London. Bad Oldesloerin Julia Görges war gegen Serena Williams chancenlos. Jan-Lennard Struff schied als letzter Deutscher bei Wimbledon aus.
Voller Anerkennung klopfte Jan-Lennard Struff seinem Bezwinger auf die Brust. Ein kurzes Winken ins Publikum noch, dann war Wimbledon 2019 Geschichte für den 29 Jahre alten Warsteiner, der sich mit einer 3:6, 6:7 (5:7), 6:4, 5:7-Drittrundenpleite gegen den Kasachen Michail Kukuschkin aus dem Turnier verabschiedete. Und weil auch Julia Görges bei ihrer 3:6, 4:6-Niederlage gegen Serena Williams chancenlos war, findet das Achtelfinale der All England Championships am Montag erstmals seit 2015 ohne deutsche Tennisprofis statt.

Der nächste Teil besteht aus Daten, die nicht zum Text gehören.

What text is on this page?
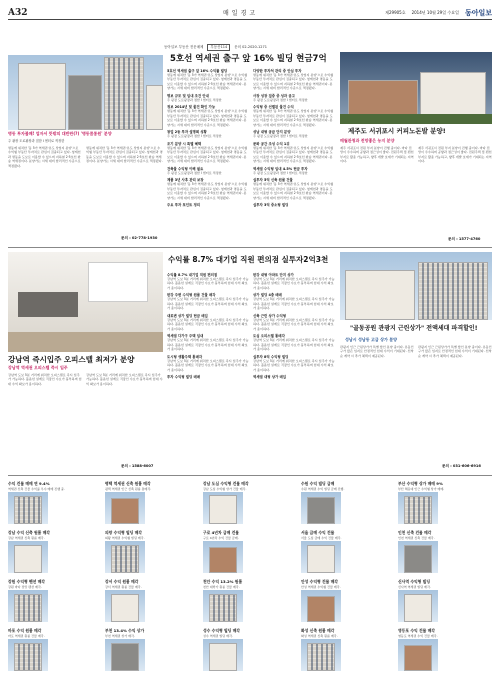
A32	매일경고	제29905호 2014년 10월 29일 수요일 동아일보
동아일보 부동산 전문매체	부동산114	문의 02-2020-1271
명동 투자불패! 업자서 뜻밖의 대반란(?) '명동콤롱원' 분양
주 광장 도로광장과 접함 I 센터로 적정한
명동에 위치한 '동 5가 역세권·유도 상업지 분양'으로 수익형 부동산 투자처로 관심이 집중되고 있다. 청계천과 명동을 도보로 이용할 수 있으며 지하철 2·5호선 환승 역세권이다. 분양가는 시세 대비 합리적인 수준으로 책정됐다.
명동에 위치한 '동 5가 역세권·유도 상업지 분양'으로 수익형 부동산 투자처로 관심이 집중되고 있다. 청계천과 명동을 도보로 이용할 수 있으며 지하철 2·5호선 환승 역세권이다. 분양가는 시세 대비 합리적인 수준으로 책정됐다.
문의 : 02-778-1930
5호선 역세권 출구 앞 16% 빌딩 현금7억
5호선 역세권 출구 앞 16% 수익률 빌딩
명동에 위치한 '동 5가 역세권·유도 상업지 분양'으로 수익형 부동산 투자처로 관심이 집중되고 있다. 청계천과 명동을 도보로 이용할 수 있으며 지하철 2·5호선 환승 역세권이다. 분양가는 시세 대비 합리적인 수준으로 책정됐다.
명보 규모 및 임대 조건 안내
주 광장 도로광장과 접함 I 센터로 적정한
정보 2014년 및 물건 확인 가능
명동에 위치한 '동 5가 역세권·유도 상업지 분양'으로 수익형 부동산 투자처로 관심이 집중되고 있다. 청계천과 명동을 도보로 이용할 수 있으며 지하철 2·5호선 환승 역세권이다. 분양가는 시세 대비 합리적인 수준으로 책정됐다.
창업 2동 투자 설명회 성황
주 광장 도로광장과 접함 I 센터로 적정한
조기 분양 시 특별 혜택
명동에 위치한 '동 5가 역세권·유도 상업지 분양'으로 수익형 부동산 투자처로 관심이 집중되고 있다. 청계천과 명동을 도보로 이용할 수 있으며 지하철 2·5호선 환승 역세권이다. 분양가는 시세 대비 합리적인 수준으로 책정됐다.
건축물 수익형 이해 필요
주 광장 도로광장과 접함 I 센터로 적정한
제품 3년 사후 관리 보장
명동에 위치한 '동 5가 역세권·유도 상업지 분양'으로 수익형 부동산 투자처로 관심이 집중되고 있다. 청계천과 명동을 도보로 이용할 수 있으며 지하철 2·5호선 환승 역세권이다. 분양가는 시세 대비 합리적인 수준으로 책정됐다.
주요 투자 포인트 정리
다양한 투자처 관리 중 안심 투자
명동에 위치한 '동 5가 역세권·유도 상업지 분양'으로 수익형 부동산 투자처로 관심이 집중되고 있다. 청계천과 명동을 도보로 이용할 수 있으며 지하철 2·5호선 환승 역세권이다. 분양가는 시세 대비 합리적인 수준으로 책정됐다.
사장 성장 집중 중 성과 공고
주 광장 도로광장과 접함 I 센터로 적정한
수익형 중 선별된 물건 수익
명동에 위치한 '동 5가 역세권·유도 상업지 분양'으로 수익형 부동산 투자처로 관심이 집중되고 있다. 청계천과 명동을 도보로 이용할 수 있으며 지하철 2·5호선 환승 역세권이다. 분양가는 시세 대비 합리적인 수준으로 책정됐다.
성남 대형 공급 단지 분양
주 광장 도로광장과 접함 I 센터로 적정한
문화 공간 조성 수익 1위
명동에 위치한 '동 5가 역세권·유도 상업지 분양'으로 수익형 부동산 투자처로 관심이 집중되고 있다. 청계천과 명동을 도보로 이용할 수 있으며 지하철 2·5호선 환승 역세권이다. 분양가는 시세 대비 합리적인 수준으로 책정됐다.
역세권 수익형 임대 4.5% 현금 투자
주 광장 도로광장과 접함 I 센터로 적정한
실투자 5억 신축 원룸 건물
명동에 위치한 '동 5가 역세권·유도 상업지 분양'으로 수익형 부동산 투자처로 관심이 집중되고 있다. 청계천과 명동을 도보로 이용할 수 있으며 지하철 2·5호선 환승 역세권이다. 분양가는 시세 대비 합리적인 수준으로 책정됐다.
실투자 3억 중소형 빌딩
제주도 서귀포시 커피노돈발 분양!
매월관청과 전망좋은 농지 분양
제주 서귀포시 전원 부지 분양이 진행 중이다. 바다 전망이 우수하며 공항과 접근성이 좋다. 전원주택 및 펜션 부지로 활용 가능하고, 향후 개발 호재가 기대되는 지역이다.
제주 서귀포시 전원 부지 분양이 진행 중이다. 바다 전망이 우수하며 공항과 접근성이 좋다. 전원주택 및 펜션 부지로 활용 가능하고, 향후 개발 호재가 기대되는 지역이다.
문의 : 1577-4760
강남역 즉시입주 오피스텔 최저가 분양
강남역 역세권 오피스텔 즉시 입주
강남역 도보 5분 거리에 위치한 오피스텔로 즉시 입주가 가능하다. 풀옵션 설계로 직장인 수요가 풍부하며 임대 수익 확보가 용이하다.
강남역 도보 5분 거리에 위치한 오피스텔로 즉시 입주가 가능하다. 풀옵션 설계로 직장인 수요가 풍부하며 임대 수익 확보가 용이하다.
문의 : 1588-6007
수익률 8.7% 대기업 직원 편의점 실투자2억3천
수익률 8.7% 대기업 직원 편의점
강남역 도보 5분 거리에 위치한 오피스텔로 즉시 입주가 가능하다. 풀옵션 설계로 직장인 수요가 풍부하며 임대 수익 확보가 용이하다.
한강 주변 수익형 원룸 건물 매각
강남역 도보 5분 거리에 위치한 오피스텔로 즉시 입주가 가능하다. 풀옵션 설계로 직장인 수요가 풍부하며 임대 수익 확보가 용이하다.
대로변 상가 빌딩 현금 매입
강남역 도보 5분 거리에 위치한 오피스텔로 즉시 입주가 가능하다. 풀옵션 설계로 직장인 수요가 풍부하며 임대 수익 확보가 용이하다.
역세권 다가구 주택 임대
강남역 도보 5분 거리에 위치한 오피스텔로 즉시 입주가 가능하다. 풀옵션 설계로 직장인 수요가 풍부하며 임대 수익 확보가 용이하다.
도시형 생활주택 통매각
강남역 도보 5분 거리에 위치한 오피스텔로 즉시 입주가 가능하다. 풀옵션 설계로 직장인 수요가 풍부하며 임대 수익 확보가 용이하다.
투자 수익형 빌딩 매매
한강 대형 아파트 단지 상가
강남역 도보 5분 거리에 위치한 오피스텔로 즉시 입주가 가능하다. 풀옵션 설계로 직장인 수요가 풍부하며 임대 수익 확보가 용이하다.
상가 빌딩 4층 매매
강남역 도보 5분 거리에 위치한 오피스텔로 즉시 입주가 가능하다. 풀옵션 설계로 직장인 수요가 풍부하며 임대 수익 확보가 용이하다.
신축 근린 상가 수익형
강남역 도보 5분 거리에 위치한 오피스텔로 즉시 입주가 가능하다. 풀옵션 설계로 직장인 수요가 풍부하며 임대 수익 확보가 용이하다.
도심 오피스텔 통매각
강남역 도보 5분 거리에 위치한 오피스텔로 즉시 입주가 가능하다. 풀옵션 설계로 직장인 수요가 풍부하며 임대 수익 확보가 용이하다.
실투자 8억 수익형 빌딩
강남역 도보 5분 거리에 위치한 오피스텔로 즉시 입주가 가능하다. 풀옵션 설계로 직장인 수요가 풍부하며 임대 수익 확보가 용이하다.
역세권 대형 상가 매입
"골동공원 관광지 근린상가" 전액세대 파격할인!
성남시 성남동 고급 상가 분양
관광지 인근 근린상가가 특별 할인 분양 중이다. 유동인구가 많은 입지로 안정적인 임대 수익이 기대된다. 선착순 계약 시 추가 혜택이 제공된다.
관광지 인근 근린상가가 특별 할인 분양 중이다. 유동인구가 많은 입지로 안정적인 임대 수익이 기대된다. 선착순 계약 시 추가 혜택이 제공된다.
문의 : 031-606-6916
수익 건물 매매 연 9.4%
역세권 신축 건물 수익률 우수 매매 진행 중.
평택 역세권 신축 원룸 매각
평택 역세권 인근 신축 원룸 통매각.
강남 도심 수익형 건물 매각
강남 도심 수익형 상가 건물 매각.
수원 수익 빌딩 급매
수원 역세권 수익 빌딩 급매 진행.
부산 수익형 상가 매매 9%
부산 해운대 인근 수익형 상가 매매.
강남 수익 신축 원룸 매각
강남 역세권 신축 원룸 매각.
의왕 수익형 빌딩 매각
의왕 역세권 수익형 빌딩 매각.
구로 4년차 급매 건물
구로 4년차 수익 건물 급매.
서울 급매 수익 건물
서울 도심 급매 수익 건물 매각.
인천 신축 건물 매각
인천 역세권 신축 건물 매각.
강원 수익형 펜션 매각
강원 바다 전망 펜션 매각.
강서 수익 원룸 매각
강서 역세권 원룸 건물 매각.
천안 수익 13.2% 원룸
천안 대학가 원룸 건물 매각.
안성 수익형 건물 매각
안성 역세권 수익형 건물 매각.
신사역 수익형 빌딩
신사역 역세권 빌딩 매각.
마포 수익 원룸 매각
마포 역세권 원룸 건물 매각.
부천 13.4% 수익 상가
부천 역세권 상가 매각.
성수 수익형 빌딩 매각
성수 역세권 빌딩 매각.
화성 신축 원룸 매각
화성 역세권 신축 원룸 매각.
영등포 수익 건물 매각
영등포 역세권 수익 건물 매각.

Struffs Match auf Außencourt 12 bot einiges an Dramatik, auf dem Platz und leider auch abseits desselben. Weil beim Stand von 2:2 im vierten Satz eine 60 Jahre alte Zuschauerin zusammenbrach und – zum Glück erfolgreich – wiederbelebt werden musste, war die Partie rund 70 Minuten unterbrochen. Beide Protagonisten ließen sich davon allerdings nicht aus dem Rhythmus bringen. Kukuschkin, der in Runde zwei bereits US-Aufschlaggigant John Isner besiegt hatte, returnierte stark, obwohl Struff 26 Asse gelangen.
Mit seinem dritten Matchball schaffte der 31-Jährige, der in Wimbledon erstmals im Achtelfinale steht, nach 198 Spielminuten sein drittes Break und gewann verdient. Struff, in der Weltrangliste als 33. 23 Ränge vor seinem Kontrahenten platziert, fehlte vor allem in den ersten beiden Sätzen die Präzision in den Grundschlägen und am Netz, die ihn in den ersten beiden Runden ausgezeichnet hatte.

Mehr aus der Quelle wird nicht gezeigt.